The tank services industry exists to assist companies in maintaining storage and fuel tanks. Regular maintenance, as well as other services, are required for many types of above ground storage tank systems used in the energy and petro-chemical industry. Some of the areas that tank service companies provide assistance with include the tank inspection, engineering and design, tank lifting and remediation, and tank relocation.

==Operations==
===Testing===
In the United Kingdom, companies that specialise in tank services, oil tank removals, replacement and installations are required to follow detailed rules and regulations. The Domestic Oil Burner Equipment Testing Association (DOBETA) was established in the early 1970s. This association was succeeded by the Oil Firing Technical Association, which was launched as OFTEC in 1991. OFTEC maintains a comprehensive set of guidelines and regulations on fuel tank installations. Tank servicing companies are required to follow a combination of both Building Regulations and OFTEC Guidelines to provide a fully compliant safe installation service. OFTEC recommends that oil-firing equipment is serviced annually and that tanks should be checked visually at the same time.

===Inspection, engineering and design===
At the start of any project, an API certified above ground storage tank inspector should be on hand to provide inspection and consultation services, and to ensure compliance with applicable codes and standards in the region. Each tank upgrading project has specific requirements and presents unique challenges. Proper procedure will ensure project safety, tank integrity, and the best utilization of resources and materials. A complete engineering analysis should be performed to ensure that tank components will not be overstressed during lifting and remedial operations. A professional engineer will develop project-specific drawings and procedures, and will supervise each stage of the work.

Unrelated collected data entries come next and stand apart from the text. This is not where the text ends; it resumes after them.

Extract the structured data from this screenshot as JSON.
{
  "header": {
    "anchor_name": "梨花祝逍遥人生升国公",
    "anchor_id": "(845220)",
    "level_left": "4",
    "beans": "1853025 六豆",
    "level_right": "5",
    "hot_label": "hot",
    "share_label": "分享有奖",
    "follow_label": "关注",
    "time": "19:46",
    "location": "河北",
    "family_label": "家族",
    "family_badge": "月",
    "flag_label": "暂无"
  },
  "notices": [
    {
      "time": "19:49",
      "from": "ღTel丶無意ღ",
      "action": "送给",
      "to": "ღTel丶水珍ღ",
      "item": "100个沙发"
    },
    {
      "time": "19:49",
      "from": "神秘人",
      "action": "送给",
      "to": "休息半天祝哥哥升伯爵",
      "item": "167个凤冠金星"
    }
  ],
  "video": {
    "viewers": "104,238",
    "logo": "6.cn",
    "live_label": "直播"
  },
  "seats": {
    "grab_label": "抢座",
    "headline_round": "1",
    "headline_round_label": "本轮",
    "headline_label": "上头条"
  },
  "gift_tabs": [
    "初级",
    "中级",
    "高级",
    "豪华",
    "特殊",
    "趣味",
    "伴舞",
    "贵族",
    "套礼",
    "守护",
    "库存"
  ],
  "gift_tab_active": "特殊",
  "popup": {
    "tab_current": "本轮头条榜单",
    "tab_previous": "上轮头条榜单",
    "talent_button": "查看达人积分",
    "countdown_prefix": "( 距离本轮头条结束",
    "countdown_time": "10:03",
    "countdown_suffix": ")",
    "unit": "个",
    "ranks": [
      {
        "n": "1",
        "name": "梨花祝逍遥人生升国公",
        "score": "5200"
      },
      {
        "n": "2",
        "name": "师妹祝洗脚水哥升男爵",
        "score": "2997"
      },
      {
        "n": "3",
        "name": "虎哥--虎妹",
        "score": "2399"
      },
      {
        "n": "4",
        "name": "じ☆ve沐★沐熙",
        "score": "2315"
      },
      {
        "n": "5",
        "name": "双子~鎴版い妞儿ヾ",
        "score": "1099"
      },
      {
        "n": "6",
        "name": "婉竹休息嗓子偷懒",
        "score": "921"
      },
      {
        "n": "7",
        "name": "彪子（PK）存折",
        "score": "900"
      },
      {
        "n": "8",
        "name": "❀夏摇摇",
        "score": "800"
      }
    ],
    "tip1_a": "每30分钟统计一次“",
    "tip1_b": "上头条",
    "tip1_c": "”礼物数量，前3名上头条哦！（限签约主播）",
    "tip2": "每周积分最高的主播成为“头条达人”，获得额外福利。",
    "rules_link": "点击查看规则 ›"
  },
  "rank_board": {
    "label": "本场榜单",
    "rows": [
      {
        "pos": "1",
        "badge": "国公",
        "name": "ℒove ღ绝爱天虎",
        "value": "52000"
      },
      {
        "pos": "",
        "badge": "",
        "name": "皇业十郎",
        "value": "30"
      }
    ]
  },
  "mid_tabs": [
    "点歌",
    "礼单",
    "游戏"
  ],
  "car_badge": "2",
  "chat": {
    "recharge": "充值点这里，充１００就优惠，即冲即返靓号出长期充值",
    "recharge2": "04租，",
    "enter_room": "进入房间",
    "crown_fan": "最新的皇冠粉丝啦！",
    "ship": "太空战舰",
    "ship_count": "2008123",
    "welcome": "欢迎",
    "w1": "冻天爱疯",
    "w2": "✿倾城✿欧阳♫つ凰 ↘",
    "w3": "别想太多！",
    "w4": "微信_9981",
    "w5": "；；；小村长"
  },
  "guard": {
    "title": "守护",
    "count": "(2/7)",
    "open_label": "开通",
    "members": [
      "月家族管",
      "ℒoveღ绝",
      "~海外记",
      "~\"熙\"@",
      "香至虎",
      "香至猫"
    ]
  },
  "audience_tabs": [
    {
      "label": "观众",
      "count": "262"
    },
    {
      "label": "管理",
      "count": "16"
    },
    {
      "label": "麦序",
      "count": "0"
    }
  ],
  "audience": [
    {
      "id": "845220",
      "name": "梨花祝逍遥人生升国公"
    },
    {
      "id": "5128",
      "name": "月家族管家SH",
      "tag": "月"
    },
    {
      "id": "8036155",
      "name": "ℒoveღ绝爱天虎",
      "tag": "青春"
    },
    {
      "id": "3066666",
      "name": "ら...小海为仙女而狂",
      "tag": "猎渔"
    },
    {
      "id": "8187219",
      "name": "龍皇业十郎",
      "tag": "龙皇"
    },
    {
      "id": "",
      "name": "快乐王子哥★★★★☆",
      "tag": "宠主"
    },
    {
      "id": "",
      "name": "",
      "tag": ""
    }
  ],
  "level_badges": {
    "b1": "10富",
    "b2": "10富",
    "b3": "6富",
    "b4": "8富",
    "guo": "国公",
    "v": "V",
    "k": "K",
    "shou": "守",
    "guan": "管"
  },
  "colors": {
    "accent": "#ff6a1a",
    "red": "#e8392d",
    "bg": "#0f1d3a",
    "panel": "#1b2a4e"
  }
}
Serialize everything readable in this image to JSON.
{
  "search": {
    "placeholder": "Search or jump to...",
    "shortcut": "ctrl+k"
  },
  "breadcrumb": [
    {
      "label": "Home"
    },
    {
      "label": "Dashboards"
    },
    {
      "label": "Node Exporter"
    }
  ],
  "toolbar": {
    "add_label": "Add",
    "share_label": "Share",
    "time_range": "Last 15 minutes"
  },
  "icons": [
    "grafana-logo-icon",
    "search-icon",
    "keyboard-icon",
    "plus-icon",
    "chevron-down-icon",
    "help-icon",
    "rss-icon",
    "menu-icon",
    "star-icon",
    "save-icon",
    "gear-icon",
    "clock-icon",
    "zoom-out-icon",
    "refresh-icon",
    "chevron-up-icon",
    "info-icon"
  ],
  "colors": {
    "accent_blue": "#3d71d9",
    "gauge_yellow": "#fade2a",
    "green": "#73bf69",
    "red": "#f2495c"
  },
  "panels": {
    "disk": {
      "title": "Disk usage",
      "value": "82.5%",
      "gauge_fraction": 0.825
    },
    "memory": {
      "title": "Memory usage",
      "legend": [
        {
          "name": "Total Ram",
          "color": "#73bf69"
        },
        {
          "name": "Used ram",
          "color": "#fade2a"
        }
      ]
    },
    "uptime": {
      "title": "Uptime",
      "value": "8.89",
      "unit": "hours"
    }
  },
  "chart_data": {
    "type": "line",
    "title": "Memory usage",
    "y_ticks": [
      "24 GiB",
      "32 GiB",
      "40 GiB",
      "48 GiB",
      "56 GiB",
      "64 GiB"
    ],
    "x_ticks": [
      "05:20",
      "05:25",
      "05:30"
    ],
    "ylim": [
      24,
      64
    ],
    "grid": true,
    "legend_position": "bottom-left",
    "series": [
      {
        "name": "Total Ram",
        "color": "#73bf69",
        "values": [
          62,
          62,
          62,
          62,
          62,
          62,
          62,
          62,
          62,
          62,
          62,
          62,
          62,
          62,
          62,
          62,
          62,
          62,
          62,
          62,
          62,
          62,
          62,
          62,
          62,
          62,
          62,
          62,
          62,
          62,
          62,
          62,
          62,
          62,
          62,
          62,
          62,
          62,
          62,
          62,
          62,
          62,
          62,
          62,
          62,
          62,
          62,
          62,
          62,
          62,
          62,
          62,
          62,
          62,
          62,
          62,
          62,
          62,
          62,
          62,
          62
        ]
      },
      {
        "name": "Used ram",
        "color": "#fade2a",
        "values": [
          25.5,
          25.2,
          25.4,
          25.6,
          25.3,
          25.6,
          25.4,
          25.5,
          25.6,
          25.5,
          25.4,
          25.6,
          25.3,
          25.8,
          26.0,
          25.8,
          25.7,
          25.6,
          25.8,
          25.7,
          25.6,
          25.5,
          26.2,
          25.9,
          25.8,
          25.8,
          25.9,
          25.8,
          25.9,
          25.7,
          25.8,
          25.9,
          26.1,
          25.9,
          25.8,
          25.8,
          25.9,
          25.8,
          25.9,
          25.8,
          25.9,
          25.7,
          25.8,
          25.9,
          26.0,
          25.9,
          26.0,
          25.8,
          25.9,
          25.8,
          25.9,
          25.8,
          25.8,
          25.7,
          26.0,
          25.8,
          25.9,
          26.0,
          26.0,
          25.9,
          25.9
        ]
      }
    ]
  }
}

===Tank lifting and remediation===
An analysis of the situation will result in recommendations for the appropriate remedial action, and what repair work should be performed, possibly including but not limited to:

- tank lifting
- leveling
- repair and replacement of roofs and floors
- shell repairs
- reconstruction of foundations

Storage tanks should be updated to meet the highest local environmental standards, including the installation of release prevention barriers and leak detection.

Several different technologies exist for lifting tanks. The conventional methods involve hydraulic jacking equipment, while another method utilizes an airbag lifting system to elevate the tank from its base to allow for remedial action.

===Tank relocation===
Some companies choose to relocate existing tanks, rather than embark on new tank construction. Tank relocation services can be utilized on land or via navigable waterways. There can be cost benefits to relocating an existing tank, depending on variables such as distance and the condition of the tank.